ALESSANDRA CAVALHEIRO – JORNALISTA
O caso do afundamento da mina em Maceió tem sido muito falado na imprensa nas últimas semanas. É mais um exemplo de história de exploração abusiva que estava guardado na gaveta das tragédias ambientais. Aqui, uma reflexão sobre a extrema dificuldade da imprensa na hora de investigar e denunciar esses abusos com antecedência.
Um artigo do jornalista Marcelo Soares no Linkedin chama atenção para essa questão. Ele lembra que há cinco anos a capital alagoana vem afundando e que o êxodo de população nos bairros mais afetados aparece até no Censo de 2022. Com pouca cobertura do desastre e muitas menções de sucesso da Braskem no mercado, só agora o ‘gigante’ ganha maior repercussão no noticiário.
Marcelo fez uma pesquisa das notícias sobre a mina em Maceió. “Então, no jornal que eu mais li com atenção na vida (Folha), onde trabalhei por vários anos importantes da minha carreira, o desastre de Maceió é assunto para a editoria Cotidiano, enquanto os negócios da Braskem são assunto para a editoria Mercado.
Tudo bem que o desastre é consequência dos resultados que a empresa buscou, mas isso passa batido na cobertura”, critica.
Estamos acostumados a esperar a explosão, as mortes, o desespero, para descrever os fatos. É muito difícil levantar e divulgar os riscos de desastres relacionados à irresponsabilidade e à ganância das grandes corporações em tempo de salvar vidas e o ambiente. O trator vai passando por cima e calando a boca de quem ousa. Dourando a pílula. Que democracia é essa?
E note que hoje, chegamos a um ponto em que os grandes do mercado clamam por ‘liberdade’ (vide o recém-eleito Javier Milei na Argentina, que defende essa ‘liberdade’ assombrosa de privatizar tudo até afogar na lama aquilo que é coletivo).
Foi assim com a Vale. Duas vezes, Mariana e Brumadinho. Os jornalistas precisam estar dispostos a serem heróis: arriscar o emprego, o sustento da família, e até a própria vida para levar esse tipo de situação ao público e tentar, de alguma forma, evitar.
Porque muitas vezes são engolidos pelos gigantes que estão deitados confortavelmente na economia do país. No entanto, é preciso perseverar.

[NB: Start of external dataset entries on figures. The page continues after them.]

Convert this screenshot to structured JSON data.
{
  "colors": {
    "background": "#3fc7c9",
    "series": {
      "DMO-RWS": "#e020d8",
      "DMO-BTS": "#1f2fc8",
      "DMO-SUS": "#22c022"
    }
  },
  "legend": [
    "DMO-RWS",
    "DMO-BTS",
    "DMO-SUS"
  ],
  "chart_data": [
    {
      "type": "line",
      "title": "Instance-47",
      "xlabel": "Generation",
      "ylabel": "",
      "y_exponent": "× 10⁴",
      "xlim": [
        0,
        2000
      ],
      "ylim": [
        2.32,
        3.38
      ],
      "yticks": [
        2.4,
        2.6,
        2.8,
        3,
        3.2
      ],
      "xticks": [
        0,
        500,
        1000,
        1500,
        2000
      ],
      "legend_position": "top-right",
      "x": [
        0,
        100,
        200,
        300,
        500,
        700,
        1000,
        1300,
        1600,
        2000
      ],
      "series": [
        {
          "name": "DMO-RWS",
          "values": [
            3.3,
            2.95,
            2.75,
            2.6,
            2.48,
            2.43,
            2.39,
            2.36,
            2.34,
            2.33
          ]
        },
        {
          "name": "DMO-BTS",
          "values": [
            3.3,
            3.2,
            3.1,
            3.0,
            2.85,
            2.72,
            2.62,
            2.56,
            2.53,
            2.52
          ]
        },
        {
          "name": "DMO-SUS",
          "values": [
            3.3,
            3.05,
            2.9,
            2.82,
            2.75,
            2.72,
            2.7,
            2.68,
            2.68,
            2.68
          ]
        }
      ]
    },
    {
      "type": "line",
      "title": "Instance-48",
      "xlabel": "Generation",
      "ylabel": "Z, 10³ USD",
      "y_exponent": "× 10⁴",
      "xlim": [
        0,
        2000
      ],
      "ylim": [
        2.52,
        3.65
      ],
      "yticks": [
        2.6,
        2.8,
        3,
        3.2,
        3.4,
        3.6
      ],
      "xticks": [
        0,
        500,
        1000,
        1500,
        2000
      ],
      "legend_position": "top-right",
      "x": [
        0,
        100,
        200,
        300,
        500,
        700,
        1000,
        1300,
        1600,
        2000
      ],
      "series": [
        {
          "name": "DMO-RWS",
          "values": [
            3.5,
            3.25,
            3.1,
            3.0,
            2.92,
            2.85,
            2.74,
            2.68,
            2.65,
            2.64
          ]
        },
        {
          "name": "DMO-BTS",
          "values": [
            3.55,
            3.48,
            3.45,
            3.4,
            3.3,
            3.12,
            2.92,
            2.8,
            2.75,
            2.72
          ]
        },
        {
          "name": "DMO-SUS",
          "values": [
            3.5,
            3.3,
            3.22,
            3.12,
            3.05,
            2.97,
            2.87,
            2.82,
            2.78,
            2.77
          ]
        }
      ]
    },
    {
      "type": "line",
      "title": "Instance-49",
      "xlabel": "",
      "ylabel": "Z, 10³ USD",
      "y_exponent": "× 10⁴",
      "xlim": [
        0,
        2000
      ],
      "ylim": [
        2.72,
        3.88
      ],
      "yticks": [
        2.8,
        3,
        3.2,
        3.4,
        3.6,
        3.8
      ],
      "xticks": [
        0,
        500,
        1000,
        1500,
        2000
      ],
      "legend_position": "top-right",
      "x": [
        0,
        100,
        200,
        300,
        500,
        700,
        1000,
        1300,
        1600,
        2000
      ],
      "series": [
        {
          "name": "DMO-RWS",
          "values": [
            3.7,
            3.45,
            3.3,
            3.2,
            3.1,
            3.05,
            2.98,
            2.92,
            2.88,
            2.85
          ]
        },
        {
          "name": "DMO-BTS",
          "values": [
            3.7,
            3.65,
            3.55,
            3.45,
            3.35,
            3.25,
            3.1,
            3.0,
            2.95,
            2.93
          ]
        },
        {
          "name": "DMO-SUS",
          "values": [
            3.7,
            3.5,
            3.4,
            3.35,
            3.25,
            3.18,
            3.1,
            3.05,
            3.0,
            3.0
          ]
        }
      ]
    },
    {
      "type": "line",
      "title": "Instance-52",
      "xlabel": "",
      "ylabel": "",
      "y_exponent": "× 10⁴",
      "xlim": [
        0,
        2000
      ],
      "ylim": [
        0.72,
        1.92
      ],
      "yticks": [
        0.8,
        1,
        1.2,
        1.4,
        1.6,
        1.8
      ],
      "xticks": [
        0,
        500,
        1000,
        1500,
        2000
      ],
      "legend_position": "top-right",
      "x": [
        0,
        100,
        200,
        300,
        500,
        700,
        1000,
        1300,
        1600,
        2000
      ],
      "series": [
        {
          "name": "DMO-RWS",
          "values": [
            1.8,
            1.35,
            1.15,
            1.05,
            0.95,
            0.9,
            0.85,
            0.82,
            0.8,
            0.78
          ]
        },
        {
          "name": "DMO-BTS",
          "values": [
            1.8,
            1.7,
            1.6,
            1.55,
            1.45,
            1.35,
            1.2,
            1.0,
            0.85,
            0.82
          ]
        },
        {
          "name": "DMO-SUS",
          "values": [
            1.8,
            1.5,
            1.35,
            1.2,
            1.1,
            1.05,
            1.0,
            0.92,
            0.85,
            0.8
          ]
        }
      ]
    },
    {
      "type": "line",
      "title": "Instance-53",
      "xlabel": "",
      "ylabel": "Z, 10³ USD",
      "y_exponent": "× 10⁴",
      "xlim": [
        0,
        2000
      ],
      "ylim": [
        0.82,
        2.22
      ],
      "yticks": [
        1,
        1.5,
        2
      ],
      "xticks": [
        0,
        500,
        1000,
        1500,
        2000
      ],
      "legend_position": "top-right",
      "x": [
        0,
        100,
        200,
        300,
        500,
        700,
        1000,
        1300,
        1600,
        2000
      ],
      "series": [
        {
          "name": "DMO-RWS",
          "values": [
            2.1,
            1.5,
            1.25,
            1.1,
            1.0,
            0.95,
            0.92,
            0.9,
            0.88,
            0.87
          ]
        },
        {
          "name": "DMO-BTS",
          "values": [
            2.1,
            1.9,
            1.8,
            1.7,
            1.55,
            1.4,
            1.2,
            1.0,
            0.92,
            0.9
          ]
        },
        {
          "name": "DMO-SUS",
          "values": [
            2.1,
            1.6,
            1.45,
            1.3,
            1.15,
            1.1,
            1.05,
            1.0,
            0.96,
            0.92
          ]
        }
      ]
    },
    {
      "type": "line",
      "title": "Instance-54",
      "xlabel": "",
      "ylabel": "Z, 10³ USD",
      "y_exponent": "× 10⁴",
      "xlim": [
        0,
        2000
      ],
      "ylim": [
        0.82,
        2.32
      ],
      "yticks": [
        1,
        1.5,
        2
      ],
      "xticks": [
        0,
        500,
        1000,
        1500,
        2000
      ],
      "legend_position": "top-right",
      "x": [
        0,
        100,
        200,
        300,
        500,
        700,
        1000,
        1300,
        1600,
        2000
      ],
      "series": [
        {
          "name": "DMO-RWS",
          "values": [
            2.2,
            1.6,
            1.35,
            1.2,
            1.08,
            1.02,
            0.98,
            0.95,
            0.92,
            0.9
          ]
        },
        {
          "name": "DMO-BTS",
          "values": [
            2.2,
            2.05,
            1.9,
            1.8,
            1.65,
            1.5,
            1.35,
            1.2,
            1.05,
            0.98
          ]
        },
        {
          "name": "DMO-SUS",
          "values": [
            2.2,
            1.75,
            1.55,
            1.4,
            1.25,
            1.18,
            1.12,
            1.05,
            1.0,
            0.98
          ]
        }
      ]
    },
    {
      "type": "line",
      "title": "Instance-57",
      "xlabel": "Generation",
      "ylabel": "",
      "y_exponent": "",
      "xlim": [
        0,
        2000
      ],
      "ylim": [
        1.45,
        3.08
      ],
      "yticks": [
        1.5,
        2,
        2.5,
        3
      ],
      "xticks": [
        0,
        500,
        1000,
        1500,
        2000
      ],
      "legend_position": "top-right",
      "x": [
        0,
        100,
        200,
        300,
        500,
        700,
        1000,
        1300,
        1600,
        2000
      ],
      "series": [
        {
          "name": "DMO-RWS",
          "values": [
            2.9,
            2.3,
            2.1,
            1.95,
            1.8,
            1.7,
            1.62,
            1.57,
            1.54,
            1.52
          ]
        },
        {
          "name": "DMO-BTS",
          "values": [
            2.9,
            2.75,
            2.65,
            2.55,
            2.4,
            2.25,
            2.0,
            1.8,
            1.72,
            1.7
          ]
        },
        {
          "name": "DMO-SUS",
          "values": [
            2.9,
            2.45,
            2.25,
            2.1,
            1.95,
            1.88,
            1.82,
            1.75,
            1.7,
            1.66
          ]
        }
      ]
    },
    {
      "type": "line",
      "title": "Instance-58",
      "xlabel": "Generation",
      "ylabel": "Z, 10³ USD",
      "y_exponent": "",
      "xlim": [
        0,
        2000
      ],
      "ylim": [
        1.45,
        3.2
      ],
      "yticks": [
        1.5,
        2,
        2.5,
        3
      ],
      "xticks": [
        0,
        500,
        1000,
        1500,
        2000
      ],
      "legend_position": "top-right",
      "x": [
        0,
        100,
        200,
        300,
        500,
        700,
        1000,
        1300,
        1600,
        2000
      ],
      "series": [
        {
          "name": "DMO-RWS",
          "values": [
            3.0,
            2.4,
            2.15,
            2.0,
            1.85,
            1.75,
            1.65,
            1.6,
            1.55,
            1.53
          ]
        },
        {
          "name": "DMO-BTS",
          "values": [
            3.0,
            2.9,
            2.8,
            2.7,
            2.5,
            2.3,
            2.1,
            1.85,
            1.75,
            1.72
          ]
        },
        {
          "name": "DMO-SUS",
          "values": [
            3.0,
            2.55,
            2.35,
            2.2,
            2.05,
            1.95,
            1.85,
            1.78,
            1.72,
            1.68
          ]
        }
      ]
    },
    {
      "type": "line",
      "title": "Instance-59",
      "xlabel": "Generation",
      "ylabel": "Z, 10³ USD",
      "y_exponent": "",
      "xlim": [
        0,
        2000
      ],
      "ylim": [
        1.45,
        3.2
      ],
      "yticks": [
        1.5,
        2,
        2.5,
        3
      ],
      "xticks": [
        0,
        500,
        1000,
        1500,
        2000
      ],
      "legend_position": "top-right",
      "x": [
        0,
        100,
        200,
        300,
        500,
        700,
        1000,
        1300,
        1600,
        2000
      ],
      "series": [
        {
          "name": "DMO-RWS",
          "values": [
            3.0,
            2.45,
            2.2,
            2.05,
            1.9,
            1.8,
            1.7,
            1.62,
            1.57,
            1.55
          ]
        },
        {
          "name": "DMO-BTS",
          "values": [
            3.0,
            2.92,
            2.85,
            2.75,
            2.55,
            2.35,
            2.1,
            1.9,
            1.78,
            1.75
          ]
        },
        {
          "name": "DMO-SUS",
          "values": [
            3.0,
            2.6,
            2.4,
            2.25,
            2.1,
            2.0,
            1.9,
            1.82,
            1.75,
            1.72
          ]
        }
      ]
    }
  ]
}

Entre colegas que trabalham com jornalismo ambiental, o comentário é que há muita dificuldade de cobertura em Maceió, porém a reflexão de Marcelo Soares faz todo o sentido.
Afinal, os manda-chuvas da mídia alagoana (incluindo a família Collor), e a nossa democracia tão frágil não permitem descortinar a realidade, a dor, as consequências. Como telespectadores há um desejo secreto, sutil, de assistir à imagem de milhões, o chão desabando e bairros inteiros sumindo (já vimos algo parecido, porém menor, na Amazônia).
O fato é que sabemos do potencial de tragédias gigantescas e não há muito que fazer, a não ser acompanhar, descrever e mostrar os resultados terríveis.
Assim ocorre com a cobertura da emergência climática. Há muitos casos na gaveta. Sabemos que cientistas tentam avisar de situações críticas há mais de 40 anos.
Mas os gigantes que irão estremecer a terra estão deitados confortavelmente nas notícias de sucesso no mercado e lindas propagandas no horário nobre das TVs.
Na COP Dubai, que termina amanhã, 12, está clara a diferença entre os atores. Os jovens líderes, os indígenas (quem mais sabe amar a terra), cientistas do clima, que tentam desbravar um futuro viável e os gigantes confortáveis, com imenso potencial para provocar tragédias, reinando absolutos.
Até quando, senhoras e senhores, o lucro exorbitante será mais importante que a vida? Como sempre, tenho deixado aqui mais perguntas do que respostas. Essas, precisamos construir juntos.